Every few weeks there appears to be a new report discussing burnout rates of physicians and the fact that many would decide not to pursue medicine if given the chance. In this somewhat disheartening environment, what do you believe are the biggest challenges to students entering the medical field? Do you have any advice for these students?
I believe the biggest challenge for students entering the health professions is overcoming the media attention given to health care regulation and finances. We all need to remember that regulations and budgetary restrictions affect all aspects of modern society, regardless of profession, culture, or nationality. At the end of the day, the human condition is such that individuals become ill, and their lives and quality of their lives is important to them. Ultimately, the emotional rewards for assisting one's fellow man or woman with their most prized possession--their health--cannot be surpassed by any other profession or vocation. Each day for me is new day for discovery, and every patient provides a different challenge. To be able to observe the progress in medical discovery over the past 3 decades, and to participate in caring for so many individuals who genuinely appreciate what is done to help them, has been a great joy.
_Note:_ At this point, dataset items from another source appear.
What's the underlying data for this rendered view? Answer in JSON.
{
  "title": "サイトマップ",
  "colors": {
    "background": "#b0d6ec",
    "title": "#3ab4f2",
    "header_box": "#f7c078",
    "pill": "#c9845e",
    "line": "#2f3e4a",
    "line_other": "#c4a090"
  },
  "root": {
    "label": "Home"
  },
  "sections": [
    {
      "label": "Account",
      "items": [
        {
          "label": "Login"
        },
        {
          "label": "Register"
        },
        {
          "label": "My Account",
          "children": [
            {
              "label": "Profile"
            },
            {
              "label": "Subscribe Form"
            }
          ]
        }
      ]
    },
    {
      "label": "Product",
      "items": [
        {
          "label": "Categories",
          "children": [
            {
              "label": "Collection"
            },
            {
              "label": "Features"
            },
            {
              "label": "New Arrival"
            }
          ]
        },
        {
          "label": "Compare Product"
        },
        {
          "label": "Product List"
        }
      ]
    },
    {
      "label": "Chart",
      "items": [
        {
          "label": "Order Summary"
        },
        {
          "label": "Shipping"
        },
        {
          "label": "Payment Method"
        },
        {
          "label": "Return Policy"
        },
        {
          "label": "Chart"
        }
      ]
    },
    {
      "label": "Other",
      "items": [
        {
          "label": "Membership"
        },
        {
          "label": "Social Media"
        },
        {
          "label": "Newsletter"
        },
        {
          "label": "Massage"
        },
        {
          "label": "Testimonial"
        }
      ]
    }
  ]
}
I also think avoiding “burnout” is easier when your work is your passion, and for those of us who are clinically active, to be innately curious about one’s fellow person, regardless of background. Such an attitude makes each day interesting and rewarding. I have always worked in academic medical centers, and as a result have always had the pleasure of interacting with students, residents, and fellows on a daily basis. Their curiosity, sense of wonderment, and spirit of altruism and service have played a tremendous role in reminding me daily that being a physician is a gift. The practice of medicine demands the highest of standards, and physicians still command the greatest respect among all professions. Despite all of the external pressures, the unique and highly personal relationship between physician and patient will always exist, and the self-satisfaction from the practice of medicine cannot be equalled. My advice to aspiring students, then, is to follow your passion if medicine is what motivates you; be an active participant in the evolution of the health care system; however, never lose sight of the purpose of your education, which is the first-rate care of the patient. The joys of medicine consistently and easily outweigh any perceived burdens. The decision to pursue a career in medicine is a terrific decision if given the opportunity, and the future has never been brighter.